Nitherr, notte del 29 luglio D.A. 421.012

9 chilometri ad est di Blessel


Fen posò il boccale. Uno schizzo di birra saltò fuori, cadendo sul tavolino, dove si strinse in un coagulo biondo paglierino. Lo schermo della mappa sfarfallò; l’interferenza lo risalì dal basso, sconvolgendo il trittico.

«Quel cretino di Gudrigild non si era accorto di niente», borbottò il suo sovrano. Scoccò un colpetto sulla mappa, che si riassestò con un brusio di statica. «Se non avessimo chiesto a quei pezzenti, saremmo finiti chissà dove.»

Gavriel sollevò il suo boccale e gli propose un brindisi. «Sire, guardi il lato positivo. Se non chiedevamo avremmo potuto finire in Thaddeia, con gli elygiani!»

Fen inarcò un sopracciglio. «Saremmo potuti finire, ignorante.»

«Sì, sire.»

«Ti sarebbe piaciuto, comunque?» Il capitano si spinse contro lo schienale. Lo scricchiolio si sparse per il locale, tra i tavoli tutti occupati. Lo soffocò il chiacchiericcio degli altri soldati. «Olivi, palme e athmannee elygiane.»

«Dicono che siano folli a letto. Amano scopare e uccidere! Perfetto, no?»

«E sono anche una manica di lagnose haraemite.» Fen buttò giù un sorso. Da un taschino prese una tabacchiera, da cui trasse un sigaro. Occhieggiata la scatola, Gavriel sorrise alla vista della dama vaykhiine che vi era ritratta sopra; se ne stava con un pugno piantato sul fianco, tenendo un sigaro tra il medio e l’indice della sinistra, ammiccando. Aveva una lunga chioma bianca, la pelle era d’una bella tinta blu e gli occhi, dal taglio obliquo, erano rossi. Lo scollo dell’abito lasciava poco all’immaginazione.

«Questo ignorando che…» disse Fen, accendendosi il sigaro. Gli lanciò la tabacchiera, facendogli cenno di approfittare in libertà. «Quelli lì stanno andando su di un fronte diverso dal nostro. Di Melpoveene non ce ne frega niente, Gav’.»

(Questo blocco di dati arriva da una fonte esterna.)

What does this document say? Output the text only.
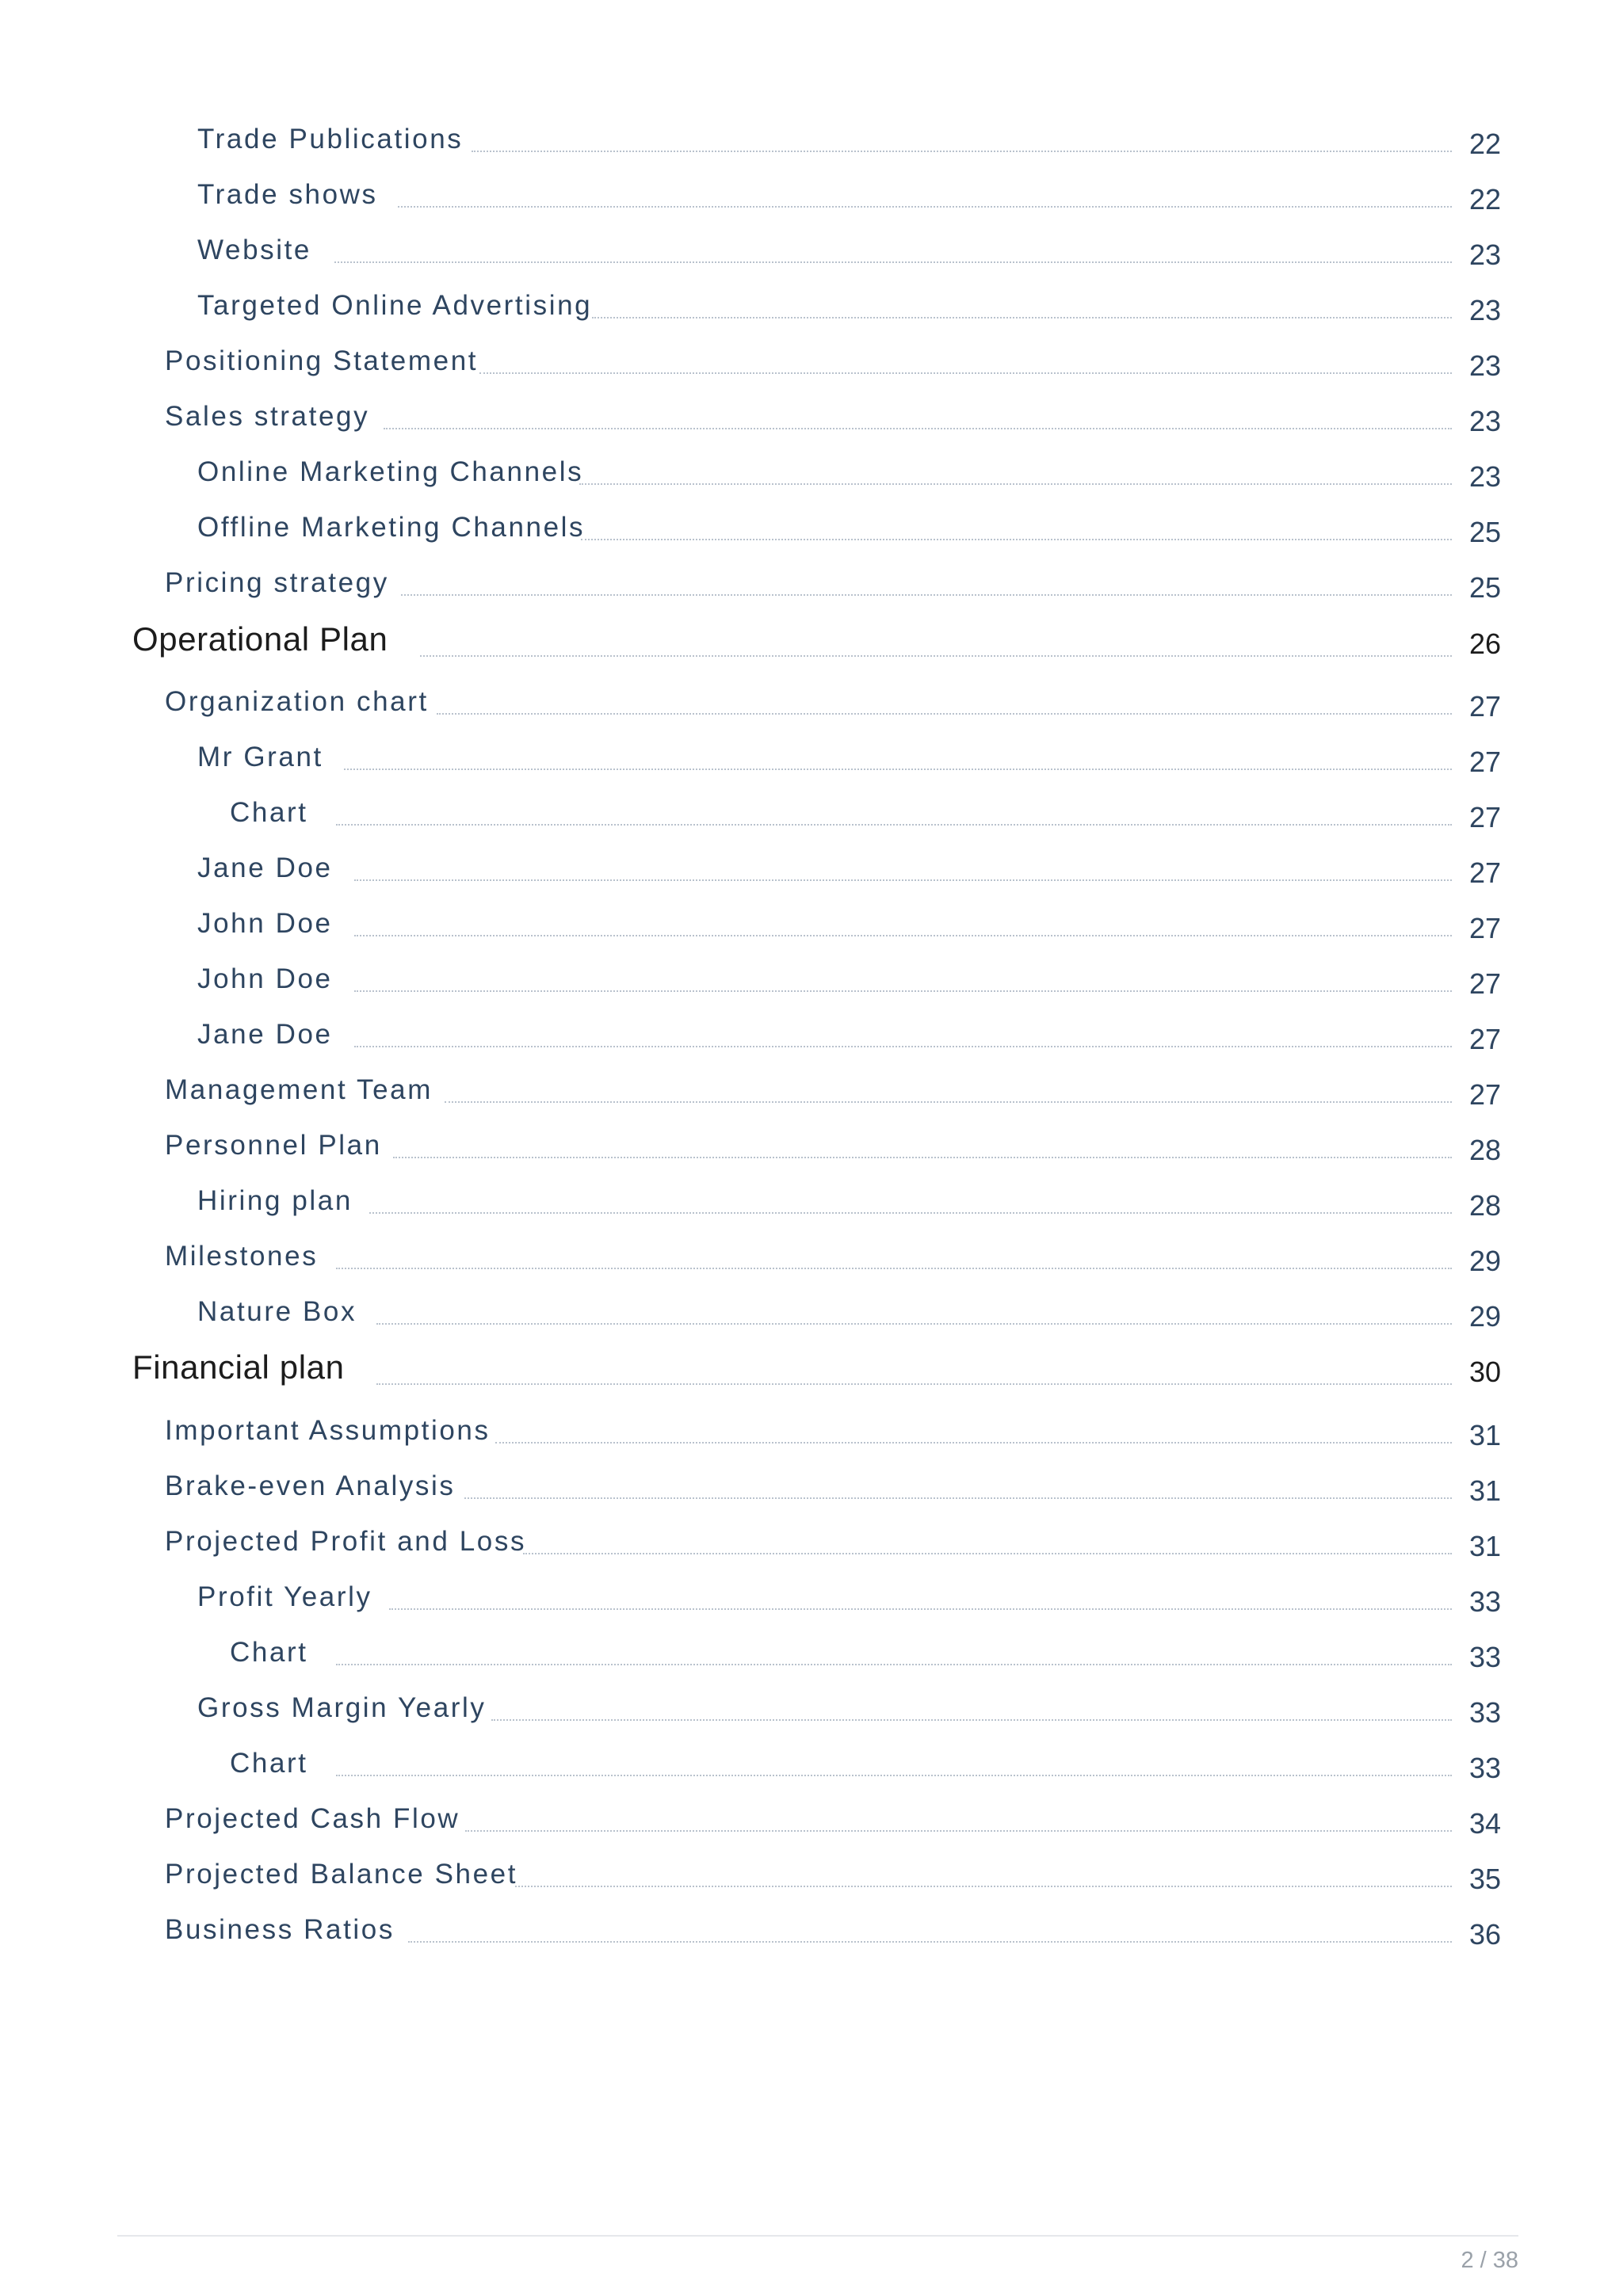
Trade Publications	22
Trade shows	22
Website	23
Targeted Online Advertising	23
Positioning Statement	23
Sales strategy	23
Online Marketing Channels	23
Offline Marketing Channels	25
Pricing strategy	25
Operational Plan	26
Organization chart	27
Mr Grant	27
Chart	27
Jane Doe	27
John Doe	27
John Doe	27
Jane Doe	27
Management Team	27
Personnel Plan	28
Hiring plan	28
Milestones	29
Nature Box	29
Financial plan	30
Important Assumptions	31
Brake-even Analysis	31
Projected Profit and Loss	31
Profit Yearly	33
Chart	33
Gross Margin Yearly	33
Chart	33
Projected Cash Flow	34
Projected Balance Sheet	35
Business Ratios	36
2 / 38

Oh, peccato. Sarebbe stato bello conquistare le loro spiagge dorate, magari mettersi al servizio di una kyriana danarosa.

Un’estate a fare la guardia in una miniera di scylicia, in Vanganyke, avrebbe fruttato loro molti bei voleri con minimo sforzo. Cosa ci voleva a sparare ai pigmei che lavoravano lì per tre soldi e mezzo al giorno?

Prima di accendersi il sigaro, Gavriel bevve un sorso di birra. Squadrò il ventilatore della taverna, come roteava in tranquillità.

Stupidi nanerottoli mezzuomini.

Posò la scatola dei sigari. Una mano estranea la prese, facendola saltellare in aria. Il ladro era un soldato zenoviano, in uniforme marrone e kaki appesantita dalle giberne. Aveva un accenno di barba sfatta sul mento e piccoli, aguzzi occhi verdognoli. Sembrava della loro età, con le guance arrossate dall’alcool e un bottone slacciato.

Ciondolò la scatola da un palmo all’altro; con un passaggio la fece sfrecciare sotto il gomito destro, catturandola al volo prima che potesse volare contro una finestra. L’alzò sopra al capo, schioccandole un bacio.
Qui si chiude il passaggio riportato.